Halo formation and chaos in space-charge-dominated beams

Abstract

Summary form only given. Halo formation is an important issue in the design of advanced high-current, high-power particle accelerators in wide applications such as high-energy physics research, tritium production, and heavy ion fusion as well as in the development of advanced radiation sources and high-power, high-resolution radar. In this paper, the mechanisms of halo formation and chaotic particle motion are explored for space-charge-dominated beams propagating through a linear, periodic focusing channel provided by a periodic solenoidal magnetic field. For root-mean-squared (RMS) matched beams with nonuniform density profiles, it is shown in a test-particle model that nonlinearities in the self field forces not only can result in chaotic particle motion but also can cause a halo to develop. The size of the halo is found to be bounded by a Kolmogorov-Arnold-Moser (KAM) surface.

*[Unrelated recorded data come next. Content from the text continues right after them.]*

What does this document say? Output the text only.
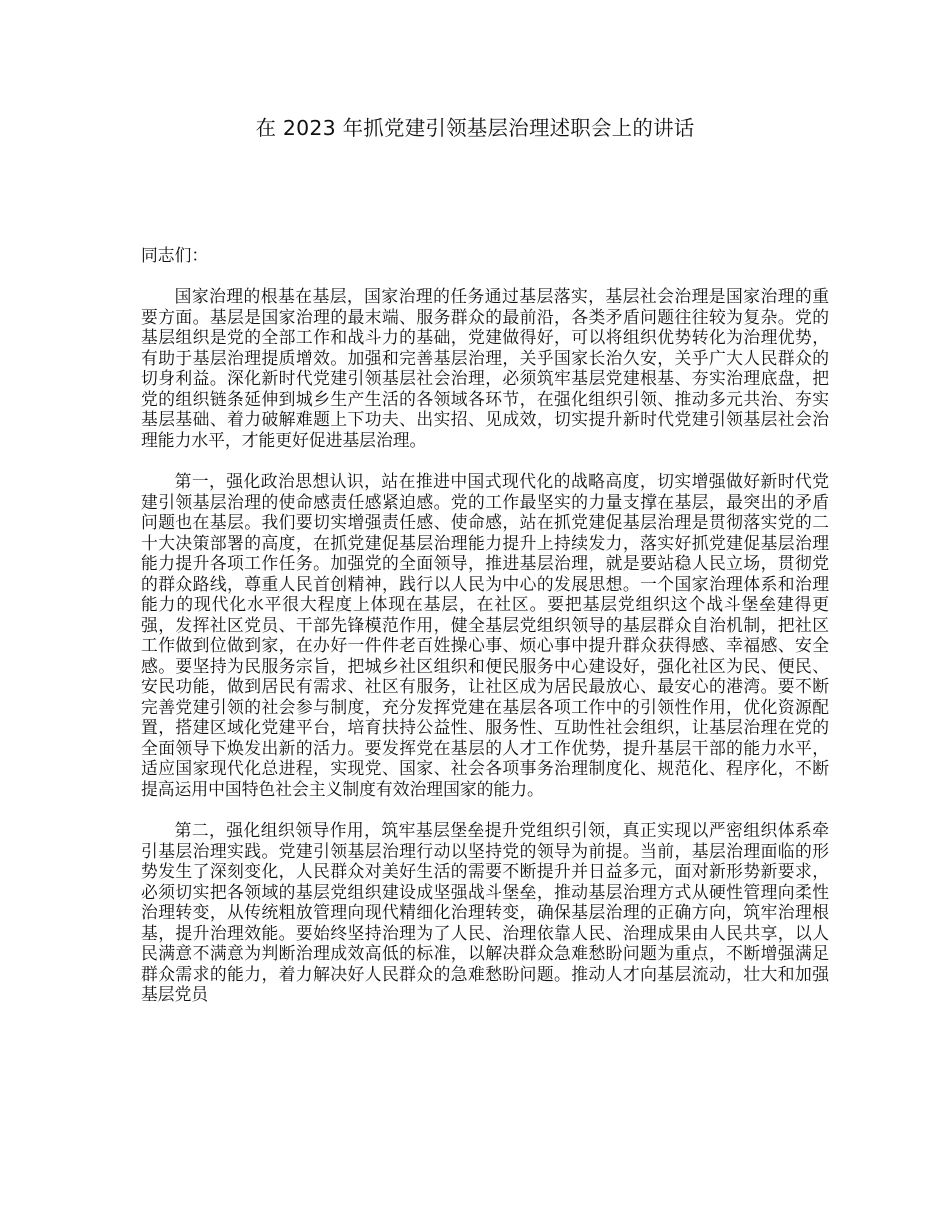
在 2023 年抓党建引领基层治理述职会上的讲话

同志们：

国家治理的根基在基层，国家治理的任务通过基层落实，基层社会治理是国家治理的重要方面。基层是国家治理的最末端、服务群众的最前沿，各类矛盾问题往往较为复杂。党的基层组织是党的全部工作和战斗力的基础，党建做得好，可以将组织优势转化为治理优势，有助于基层治理提质增效。加强和完善基层治理，关乎国家长治久安，关乎广大人民群众的切身利益。深化新时代党建引领基层社会治理，必须筑牢基层党建根基、夯实治理底盘，把党的组织链条延伸到城乡生产生活的各领域各环节，在强化组织引领、推动多元共治、夯实基层基础、着力破解难题上下功夫、出实招、见成效，切实提升新时代党建引领基层社会治理能力水平，才能更好促进基层治理。

第一，强化政治思想认识，站在推进中国式现代化的战略高度，切实增强做好新时代党建引领基层治理的使命感责任感紧迫感。党的工作最坚实的力量支撑在基层，最突出的矛盾问题也在基层。我们要切实增强责任感、使命感，站在抓党建促基层治理是贯彻落实党的二十大决策部署的高度，在抓党建促基层治理能力提升上持续发力，落实好抓党建促基层治理能力提升各项工作任务。加强党的全面领导，推进基层治理，就是要站稳人民立场，贯彻党的群众路线，尊重人民首创精神，践行以人民为中心的发展思想。一个国家治理体系和治理能力的现代化水平很大程度上体现在基层，在社区。要把基层党组织这个战斗堡垒建得更强，发挥社区党员、干部先锋模范作用，健全基层党组织领导的基层群众自治机制，把社区工作做到位做到家，在办好一件件老百姓操心事、烦心事中提升群众获得感、幸福感、安全感。要坚持为民服务宗旨，把城乡社区组织和便民服务中心建设好，强化社区为民、便民、安民功能，做到居民有需求、社区有服务，让社区成为居民最放心、最安心的港湾。要不断完善党建引领的社会参与制度，充分发挥党建在基层各项工作中的引领性作用，优化资源配置，搭建区域化党建平台，培育扶持公益性、服务性、互助性社会组织，让基层治理在党的全面领导下焕发出新的活力。要发挥党在基层的人才工作优势，提升基层干部的能力水平，适应国家现代化总进程，实现党、国家、社会各项事务治理制度化、规范化、程序化，不断提高运用中国特色社会主义制度有效治理国家的能力。

第二，强化组织领导作用，筑牢基层堡垒提升党组织引领，真正实现以严密组织体系牵引基层治理实践。党建引领基层治理行动以坚持党的领导为前提。当前，基层治理面临的形势发生了深刻变化，人民群众对美好生活的需要不断提升并日益多元，面对新形势新要求，必须切实把各领域的基层党组织建设成坚强战斗堡垒，推动基层治理方式从硬性管理向柔性治理转变，从传统粗放管理向现代精细化治理转变，确保基层治理的正确方向，筑牢治理根基，提升治理效能。要始终坚持治理为了人民、治理依靠人民、治理成果由人民共享，以人民满意不满意为判断治理成效高低的标准，以解决群众急难愁盼问题为重点，不断增强满足群众需求的能力，着力解决好人民群众的急难愁盼问题。推动人才向基层流动，壮大和加强基层党员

The Liapunov exponents are calculated. For RMS mismatched beams, it is confirmed in the computer simulations that, for beams mismatched into the periodic focusing channel, the beam envelope exhibits nonlinear resonances and chaotic behavior, as predicted by the previous analysis of the beam envelope equation. As a result of emittance growth, transient effects are observed in the RMS beam dynamics, and halos can develop. The halo characteristics for a periodic focusing channel are found to be qualitatively the same as those for a uniform focusing channel. A threshold condition is obtained numerically for halo formation for mismatched beams in the uniform focusing approximation.